Thresholds of Cytoprotection: Ethanolic Propolis Extract Mitigates Ischemia-Reperfusion Injury via the MDA/IL-6 Axis in a Graded Rat Skin Flap Model

Background: Distal necrosis in reconstructive skin flaps results from ischemia-reperfusion (I/R) injury, driven by reactive oxygen species (ROS) and pro-inflammatory cytokines. While Propolis exhibits antioxidant properties, its efficacy limit relative to the severity of ischemic challenge remains undefined.

Methods: A randomized, controlled experimental study was conducted using 36 male Wistar rats. A graded ischemia model was engineered using modified McFarlane flaps with increasing length-to-width ratios: Mild (2:1), moderate (3:1), and severe (4:1). Subjects were stratified into vehicle (Control) and treatment (Propolis 800 mg/kg/day, oral) groups across all dimensions. The primary endpoint was the percentage of viable flap area on Day 7. Secondary endpoints included serum Malondialdehyde (MDA), Interleukin-6 (IL-6), and histological scoring of inflammation.

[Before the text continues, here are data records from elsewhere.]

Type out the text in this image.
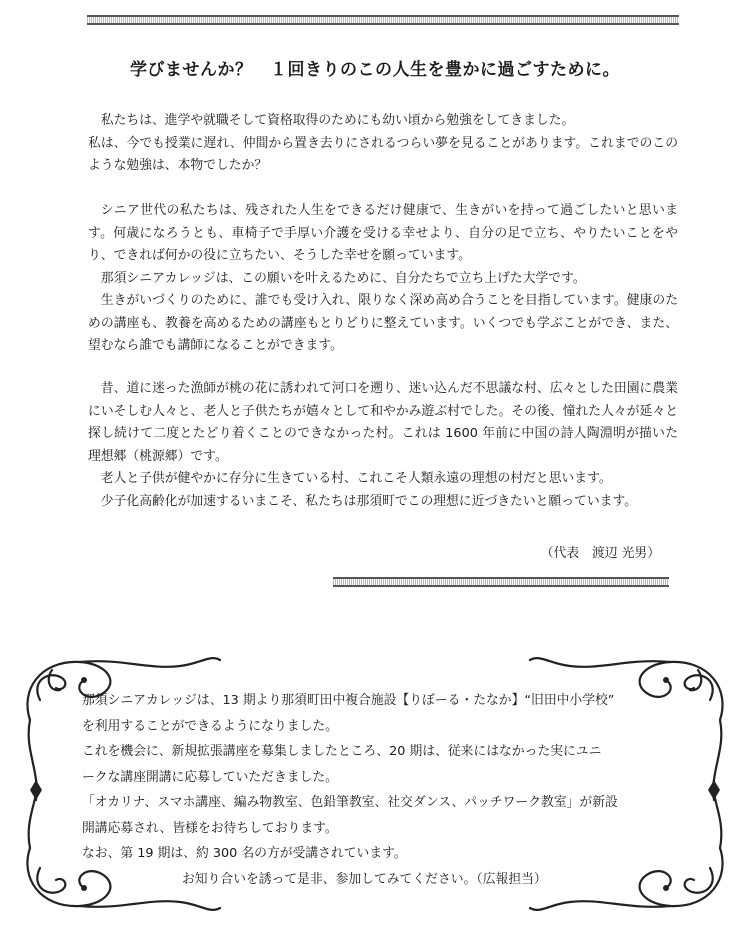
学びませんか？　１回きりのこの人生を豊かに過ごすために。

　私たちは、進学や就職そして資格取得のためにも幼い頃から勉強をしてきました。
私は、今でも授業に遅れ、仲間から置き去りにされるつらい夢を見ることがあります。これまでのこのような勉強は、本物でしたか？

シニア世代の私たちは、残された人生をできるだけ健康で、生きがいを持って過ごしたいと思います。何歳になろうとも、車椅子で手厚い介護を受ける幸せより、自分の足で立ち、やりたいことをやり、できれば何かの役に立ちたい、そうした幸せを願っています。
那須シニアカレッジは、この願いを叶えるために、自分たちで立ち上げた大学です。
生きがいづくりのために、誰でも受け入れ、限りなく深め高め合うことを目指しています。健康のための講座も、教養を高めるための講座もとりどりに整えています。いくつでも学ぶことができ、また、望むなら誰でも講師になることができます。
昔、道に迷った漁師が桃の花に誘われて河口を遡り、迷い込んだ不思議な村、広々とした田園に農業にいそしむ人々と、老人と子供たちが嬉々として和やかみ遊ぶ村でした。その後、憧れた人々が延々と探し続けて二度とたどり着くことのできなかった村。これは 1600 年前に中国の詩人陶淵明が描いた理想郷（桃源郷）です。
老人と子供が健やかに存分に生きている村、これこそ人類永遠の理想の村だと思います。
少子化高齢化が加速するいまこそ、私たちは那須町でこの理想に近づきたいと願っています。
（代表　渡辺 光男）
那須シニアカレッジは、13 期より那須町田中複合施設【りぼーる・たなか】“旧田中小学校”
を利用することができるようになりました。
これを機会に、新規拡張講座を募集しましたところ、20 期は、従来にはなかった実にユニ
ークな講座開講に応募していただきました。
「オカリナ、スマホ講座、編み物教室、色鉛筆教室、社交ダンス、パッチワーク教室」が新設
開講応募され、皆様をお待ちしております。
なお、第 19 期は、約 300 名の方が受講されています。
お知り合いを誘って是非、参加してみてください。（広報担当）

Results: All animals survived the procedure. Propolis significantly increased viable tissue area in the moderate ischemia group (76.4 ± 4.2%) compared to Vehicle (52.1 ± 5.8%; p < 0.001). In Mild ischemia, survival was near-maximal in both groups (>92%). However, in Severe ischemia, Propolis failed to prevent significant necrosis (34.2 ± 6.1% survival vs. 28.5 ± 5.4% in Vehicle; p = 0.092), indicating a therapeutic ceiling. Biochemically, Propolis suppressed MDA (11.92 ± 0.45 nmol/mL) and IL-6 (121.0 ± 4.71 pg/mL) significantly in moderate challenges but was overwhelmed by the oxidative surge in severe ischemia (MDA > 12.0 nmol/mL).

Conclusion: Propolis confers significant protection against I/R injury by dampening lipid peroxidation and systemic inflammation, but this effect exhibits a distinct threshold. It is highly effective in moderate ischemic challenges but insufficient for severe vascular compromise.